Comme la plupart des films que j'ai pu voir cette année et qui m'ont surpris, je n'avais rien lu au préalable sur Birdman, ne savais rien de l'intrigue et étais pas du tout au courant de la présence d'Edward Norton, qui m'aurait à elle seule motivée pour aller voir le film, avec d'autres membres du castings relativement intéressants.
Si Birdman prend l'allure, au début, d'un mauvais film sur du mauvais théâtre, tout se met en place très vite, en quelques traits bien placés qui ont réussi à me captiver pratiquement directement. La caméra, premièrement, que j'ai trouvé vertigineuse, indiscrète, grossière, très réussie. La pose très subtile d'éléments de l'intrigue qui s'imbriquent sur plusieurs niveaux, avec naturellement la pièce, proposée comme mise en abyme principale (notamment la remarque de Riggan sur le fait que cette pièce ressemble de plus en plus à une miniature grotesque et déformée de sa vie), et puisque la pièce parle de l'amour (d'autre part, il me semble que c'est la tirade de Mike, "Yes, yes love is absolute ! " qui m'a fait tomber amoureuse du film), le film parle d'amour, d'admiration, et d'existence, mais plus que tout, il parle d'art.
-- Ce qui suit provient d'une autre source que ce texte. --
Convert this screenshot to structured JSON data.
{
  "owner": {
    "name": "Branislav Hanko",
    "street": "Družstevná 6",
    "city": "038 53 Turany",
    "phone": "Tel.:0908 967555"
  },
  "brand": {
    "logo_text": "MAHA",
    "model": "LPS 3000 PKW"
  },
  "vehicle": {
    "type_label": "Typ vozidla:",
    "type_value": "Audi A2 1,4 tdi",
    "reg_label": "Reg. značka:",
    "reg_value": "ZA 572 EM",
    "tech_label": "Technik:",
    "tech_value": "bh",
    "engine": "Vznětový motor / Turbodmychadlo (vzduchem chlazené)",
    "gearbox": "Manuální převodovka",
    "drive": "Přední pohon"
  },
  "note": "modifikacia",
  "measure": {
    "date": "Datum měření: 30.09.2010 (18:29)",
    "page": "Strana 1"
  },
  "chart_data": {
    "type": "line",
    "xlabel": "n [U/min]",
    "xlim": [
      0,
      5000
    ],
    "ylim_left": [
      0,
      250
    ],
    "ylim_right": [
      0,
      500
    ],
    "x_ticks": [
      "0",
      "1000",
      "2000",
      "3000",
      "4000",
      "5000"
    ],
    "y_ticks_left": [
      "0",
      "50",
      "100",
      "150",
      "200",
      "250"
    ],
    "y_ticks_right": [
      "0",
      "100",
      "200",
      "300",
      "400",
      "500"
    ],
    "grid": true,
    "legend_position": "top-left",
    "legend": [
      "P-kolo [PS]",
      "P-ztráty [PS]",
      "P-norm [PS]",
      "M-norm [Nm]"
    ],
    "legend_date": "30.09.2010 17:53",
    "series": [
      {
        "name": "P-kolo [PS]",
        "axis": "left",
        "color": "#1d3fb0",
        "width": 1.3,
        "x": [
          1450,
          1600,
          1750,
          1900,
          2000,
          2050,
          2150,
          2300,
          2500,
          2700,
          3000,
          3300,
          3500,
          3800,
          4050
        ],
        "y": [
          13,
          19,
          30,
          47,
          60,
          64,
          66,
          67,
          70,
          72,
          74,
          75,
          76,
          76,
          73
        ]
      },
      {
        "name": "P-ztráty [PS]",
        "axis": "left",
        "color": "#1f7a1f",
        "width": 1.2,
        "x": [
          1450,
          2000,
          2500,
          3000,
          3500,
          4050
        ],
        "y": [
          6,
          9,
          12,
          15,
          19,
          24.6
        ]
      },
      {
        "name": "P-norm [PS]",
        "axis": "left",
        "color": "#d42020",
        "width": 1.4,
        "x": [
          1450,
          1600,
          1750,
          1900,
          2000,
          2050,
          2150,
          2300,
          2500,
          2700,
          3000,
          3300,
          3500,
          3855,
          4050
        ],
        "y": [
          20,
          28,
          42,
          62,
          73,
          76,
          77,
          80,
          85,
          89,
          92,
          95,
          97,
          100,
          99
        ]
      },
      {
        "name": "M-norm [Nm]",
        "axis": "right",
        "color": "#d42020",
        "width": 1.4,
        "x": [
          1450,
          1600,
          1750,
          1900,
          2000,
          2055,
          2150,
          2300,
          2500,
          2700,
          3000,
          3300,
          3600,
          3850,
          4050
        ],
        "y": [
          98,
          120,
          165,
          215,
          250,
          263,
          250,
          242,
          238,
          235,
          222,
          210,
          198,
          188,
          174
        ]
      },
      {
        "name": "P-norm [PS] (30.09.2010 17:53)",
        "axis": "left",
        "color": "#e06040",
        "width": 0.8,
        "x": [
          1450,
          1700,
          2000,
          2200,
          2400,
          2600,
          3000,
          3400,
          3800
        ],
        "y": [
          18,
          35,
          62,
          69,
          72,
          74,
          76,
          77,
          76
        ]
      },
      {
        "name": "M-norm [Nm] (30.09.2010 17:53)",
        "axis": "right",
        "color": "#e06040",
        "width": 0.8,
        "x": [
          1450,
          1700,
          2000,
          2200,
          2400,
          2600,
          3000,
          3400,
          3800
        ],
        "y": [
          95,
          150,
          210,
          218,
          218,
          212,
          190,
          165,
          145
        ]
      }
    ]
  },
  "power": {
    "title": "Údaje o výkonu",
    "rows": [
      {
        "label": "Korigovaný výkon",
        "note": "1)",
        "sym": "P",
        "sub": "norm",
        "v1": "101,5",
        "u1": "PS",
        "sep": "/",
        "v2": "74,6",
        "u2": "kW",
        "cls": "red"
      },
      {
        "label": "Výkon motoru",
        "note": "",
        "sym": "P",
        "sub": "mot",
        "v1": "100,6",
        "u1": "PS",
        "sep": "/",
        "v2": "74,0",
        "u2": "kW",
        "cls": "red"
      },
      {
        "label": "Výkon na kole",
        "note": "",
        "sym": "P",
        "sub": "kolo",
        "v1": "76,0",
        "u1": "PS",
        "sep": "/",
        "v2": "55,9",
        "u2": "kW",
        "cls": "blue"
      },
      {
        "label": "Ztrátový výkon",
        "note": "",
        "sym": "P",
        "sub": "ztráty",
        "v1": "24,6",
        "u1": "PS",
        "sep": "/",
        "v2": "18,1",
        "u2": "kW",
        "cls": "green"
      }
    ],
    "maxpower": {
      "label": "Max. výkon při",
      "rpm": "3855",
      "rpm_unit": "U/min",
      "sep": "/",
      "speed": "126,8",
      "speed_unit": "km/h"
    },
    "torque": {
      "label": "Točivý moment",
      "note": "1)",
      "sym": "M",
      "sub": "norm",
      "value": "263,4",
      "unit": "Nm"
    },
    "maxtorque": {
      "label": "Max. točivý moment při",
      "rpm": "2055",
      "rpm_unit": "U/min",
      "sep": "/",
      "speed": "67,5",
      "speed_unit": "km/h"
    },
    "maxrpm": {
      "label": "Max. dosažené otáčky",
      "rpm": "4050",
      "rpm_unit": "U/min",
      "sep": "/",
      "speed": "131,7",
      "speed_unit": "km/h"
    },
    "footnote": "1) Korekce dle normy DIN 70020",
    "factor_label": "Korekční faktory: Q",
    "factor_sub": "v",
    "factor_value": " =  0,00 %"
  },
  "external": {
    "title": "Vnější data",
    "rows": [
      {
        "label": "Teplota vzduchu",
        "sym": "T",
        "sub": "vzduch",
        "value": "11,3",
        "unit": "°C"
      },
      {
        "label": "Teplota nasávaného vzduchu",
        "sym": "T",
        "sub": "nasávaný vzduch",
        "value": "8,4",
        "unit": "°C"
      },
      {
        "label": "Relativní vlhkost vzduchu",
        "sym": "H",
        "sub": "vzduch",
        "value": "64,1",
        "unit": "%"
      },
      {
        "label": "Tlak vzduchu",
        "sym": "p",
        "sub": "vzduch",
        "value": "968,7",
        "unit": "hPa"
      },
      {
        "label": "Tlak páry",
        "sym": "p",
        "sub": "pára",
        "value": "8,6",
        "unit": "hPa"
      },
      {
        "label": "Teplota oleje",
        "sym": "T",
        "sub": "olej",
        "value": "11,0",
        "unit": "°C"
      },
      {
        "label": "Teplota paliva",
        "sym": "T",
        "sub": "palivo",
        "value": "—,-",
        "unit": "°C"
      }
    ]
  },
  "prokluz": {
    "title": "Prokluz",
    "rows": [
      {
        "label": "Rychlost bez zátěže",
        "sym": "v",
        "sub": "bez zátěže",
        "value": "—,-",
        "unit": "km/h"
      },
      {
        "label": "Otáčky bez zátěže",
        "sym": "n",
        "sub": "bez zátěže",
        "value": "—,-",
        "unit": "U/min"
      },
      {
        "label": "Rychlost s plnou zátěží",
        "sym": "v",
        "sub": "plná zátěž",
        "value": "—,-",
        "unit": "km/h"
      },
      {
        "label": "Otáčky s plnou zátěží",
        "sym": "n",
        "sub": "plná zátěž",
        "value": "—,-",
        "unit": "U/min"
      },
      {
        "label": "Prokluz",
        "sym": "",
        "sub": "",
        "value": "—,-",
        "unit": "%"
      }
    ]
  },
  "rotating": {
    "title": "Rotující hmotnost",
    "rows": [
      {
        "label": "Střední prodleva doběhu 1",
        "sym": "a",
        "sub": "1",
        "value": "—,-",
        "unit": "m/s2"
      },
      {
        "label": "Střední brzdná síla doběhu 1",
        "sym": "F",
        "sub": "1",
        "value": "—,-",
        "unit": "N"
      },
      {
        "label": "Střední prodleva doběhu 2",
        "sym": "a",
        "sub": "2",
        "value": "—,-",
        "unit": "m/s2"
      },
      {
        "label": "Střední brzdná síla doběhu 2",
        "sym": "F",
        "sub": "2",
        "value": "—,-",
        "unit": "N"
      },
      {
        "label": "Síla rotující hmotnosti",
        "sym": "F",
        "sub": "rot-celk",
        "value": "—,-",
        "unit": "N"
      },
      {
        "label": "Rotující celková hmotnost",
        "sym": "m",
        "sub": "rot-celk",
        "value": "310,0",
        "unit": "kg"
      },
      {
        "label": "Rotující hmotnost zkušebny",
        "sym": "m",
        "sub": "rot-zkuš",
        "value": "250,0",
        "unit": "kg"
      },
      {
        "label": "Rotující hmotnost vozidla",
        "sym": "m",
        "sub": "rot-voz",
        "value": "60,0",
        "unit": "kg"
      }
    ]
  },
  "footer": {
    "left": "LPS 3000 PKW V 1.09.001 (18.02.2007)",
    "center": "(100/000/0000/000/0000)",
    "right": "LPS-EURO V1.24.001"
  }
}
J'ai trouvé très bien joué, et très sensible, la position de Riggan Thompson, qui après une carrière réussie en jouant Birdman, un super héros grand public dans un film d'action, essaie de monter une pièce à Broadway, et essaie de...quoi, faire de l'art ? Le but n'est pas vraiment là, mais il essaie en tout cas de se prouver quelque chose, et si ce n'est le but de l'art, et du théâtre (qui à maints égards est un art très éprouvant), je ne sais pas ce que le but de l'art est. Il y a donc cette opposition entre la facilité du film d'action (la facilité du divertissement, de Hollywood, de ces "égoïstes, prétentieux, spoiled kids") et la maladie d'Hollywood et de tous les acteurs qui s'inquiètent de leur célébrité et mesurent leur talent à l'aune des foules, et d'un autre côté, il y a l'art, le théâtre, symbolisé par Mike, qui est incapable d'être vrai sauf sur scène, et cette volonté de faire de l'art et de gagner du prestige ("Popularity is the slutty little cousin of prestige"), etc. Mais les apparences sont trompeuses. Les maladies ne sont pas où on le croit. L'opposition des deux caractères masculins principaux (Mike et Riggan) m'a touchée et était convaincante. La BO géniale et les dialogues percutants qui ne perdent jamais leur rythme. J'ai vécu le film dans un état d'excitation intense que la caméra communique très bien. L'atmosphère électrique de New York est rendue à merveille, avec une fébrilité croissante.
Pareil pour l'analyse de la situation de l'art maintenant et de la constante peur de non-existence comme symptôme d'un 21e siècle un peu dépassé par la technologie. La question revient à: est-ce que j'existe si les autres m'aiment pour quelqu'un que je ne suis pas ? M'aiment pour un mensonge ? M'aiment pour quelque chose comme je rejette comme étant de la "sous-culture" mais qui me définit ?
On reprochera peut-être au film sa prévisibilité, mais elle est certainement voulue, en aucun cas ce suicide devait être un acte surprenant pour le spectateur. Le génie de ce film revient entre autres à sa construction méticuleuse, notamment basée sur le rapport père-fille conflictuel qui se résout à la fin...ç'aurait pu être cliché ça ne l'est pas, aucune scène ne l'est. Pourquoi ? Parce que ce sont des tripes, de la vraie matière que le réalisateur nous a posé sur la table, ou plutôt sur la scène, et ça a été ma plus grande baffe cinématographique jusqu'à maintenant.